General Paper In Sociology SOCIO4056
- Academic Session: 2019-20
- School: School of Social and Political Sciences
- Credits: 20
- Level: Level 4 (SCQF level 10)
- Typically Offered: Runs Throughout Semesters 1 and 2
- Available to Visiting Students: No
The aims of the General Paper are to encourage and enable you to actively demonstrate the sociological imagination(s), knowledge and experience that you have accumulated and developed throughout your university careers in these disciplines, and, in particular, from all the other components of your Honours programmes. Students will be encouraged to make use of sociological, anthropological and criminological theories and concepts.
4 meetings over the course of the 1st and 2nd semester in the Senior Honours year.
Requirements of Entry
Mandatory Entry Requirements
Entry to Honours Sociology requires a grade point average of 12 (Grade C) over Sociology 2A and Sociology 2B as a first attempt.
One question from a set of questions to be answered in a 3 hour exam (100%).
Main Assessment In: April/May
Are reassessment opportunities available for all summative assessments?
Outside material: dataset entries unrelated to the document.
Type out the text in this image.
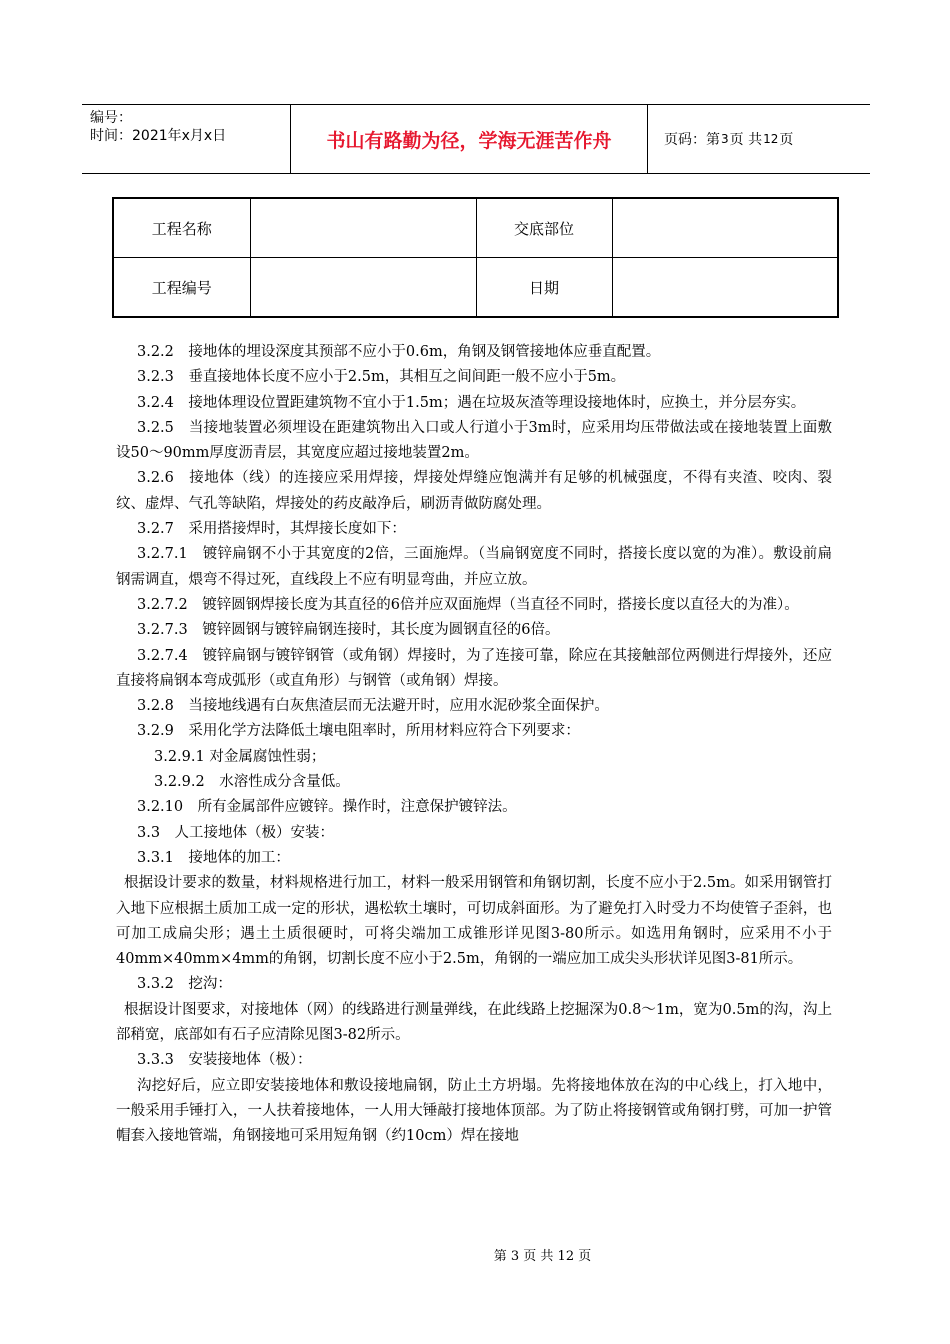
编号：
时间：2021年x月x日	书山有路勤为径，学海无涯苦作舟	页码：第 3 页 共 12 页
工程名称		交底部位	
工程编号		日期	

3.2.2　接地体的埋设深度其预部不应小于0.6m，角钢及钢管接地体应垂直配置。

3.2.3　垂直接地体长度不应小于2.5m，其相互之间间距一般不应小于5m。

3.2.4　接地体理设位置距建筑物不宜小于1.5m；遇在垃圾灰渣等理设接地体时，应换土，并分层夯实。

3.2.5　当接地装置必须埋设在距建筑物出入口或人行道小于3m时，应采用均压带做法或在接地装置上面敷设50～90mm厚度沥青层，其宽度应超过接地装置2m。

3.2.6　接地体（线）的连接应采用焊接，焊接处焊缝应饱满并有足够的机械强度，不得有夹渣、咬肉、裂纹、虚焊、气孔等缺陷，焊接处的药皮敲净后，刷沥青做防腐处理。

3.2.7　采用搭接焊时，其焊接长度如下：

3.2.7.1　镀锌扁钢不小于其宽度的2倍，三面施焊。（当扁钢宽度不同时，搭接长度以宽的为准）。敷设前扁钢需调直，煨弯不得过死，直线段上不应有明显弯曲，并应立放。

3.2.7.2　镀锌圆钢焊接长度为其直径的6倍并应双面施焊（当直径不同时，搭接长度以直径大的为准）。

3.2.7.3　镀锌圆钢与镀锌扁钢连接时，其长度为圆钢直径的6倍。

3.2.7.4　镀锌扁钢与镀锌钢管（或角钢）焊接时，为了连接可靠，除应在其接触部位两侧进行焊接外，还应直接将扁钢本弯成弧形（或直角形）与钢管（或角钢）焊接。

3.2.8　当接地线遇有白灰焦渣层而无法避开时，应用水泥砂浆全面保护。

3.2.9　采用化学方法降低土壤电阻率时，所用材料应符合下列要求：

3.2.9.1 对金属腐蚀性弱；

3.2.9.2　水溶性成分含量低。

3.2.10　所有金属部件应镀锌。操作时，注意保护镀锌法。

3.3　人工接地体（极）安装：

3.3.1　接地体的加工：

根据设计要求的数量，材料规格进行加工，材料一般采用钢管和角钢切割，长度不应小于2.5m。如采用钢管打入地下应根据土质加工成一定的形状，遇松软土壤时，可切成斜面形。为了避免打入时受力不均使管子歪斜，也可加工成扁尖形；遇土土质很硬时，可将尖端加工成锥形详见图3-80所示。如选用角钢时，应采用不小于40mm×40mm×4mm的角钢，切割长度不应小于2.5m，角钢的一端应加工成尖头形状详见图3-81所示。

3.3.2　挖沟：

根据设计图要求，对接地体（网）的线路进行测量弹线，在此线路上挖掘深为0.8～1m，宽为0.5m的沟，沟上部稍宽，底部如有石子应清除见图3-82所示。

3.3.3　安装接地体（极）：

沟挖好后，应立即安装接地体和敷设接地扁钢，防止土方坍塌。先将接地体放在沟的中心线上，打入地中，一般采用手锤打入，一人扶着接地体，一人用大锤敲打接地体顶部。为了防止将接钢管或角钢打劈，可加一护管帽套入接地管端，角钢接地可采用短角钢（约10cm）焊在接地

第 3 页 共 12 页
Not applicable$reassessOppTxt
The aims of the General Paper are to encourage and enable you to actively demonstrate the sociological imagination that you have developed throughout your university career, including the use of arguments from sociology, anthropology and criminology, and from all the other components of your Honours programmes. Without the substantive constraints of specialist options, or the focussed depth of projects and, especially, dissertations, the General Paper aims to encourage you to use your individual imagination and knowledge actively in accounting sociologically for all, or any, aspects of social life.
These aims follow from those of the subject area's Honours programme which include the intention of developing a critical understanding and application of:
Specialist theories and concepts in Sociology and/or Anthropology and/or Criminology;
Methodologies of sociological, anthropological or criminological research.
Intended Learning Outcomes of Course
By the end of this module students will be able to:
Actively apply your 'sociological' imaginations' to any aspect of social life or to the analysis of any social problem;
Select and review relevant theories, tools of analysis, methodologies and methods of sociological, anthropological or criminological research to answer many types of questions succinctly and critically;
Evaluate contemporary developments, issues and debates in sociology, anthropology and criminology in contemporary social commentary and political debate;
Appreciate how to apply all relevant materials to your chosen topic;
Be self-aware and self-critical about what you have learned through the exercise.
Minimum Requirement for Award of Credits
Students must submit at least 75% by weight of the components (including examination) of the course's summative assessment.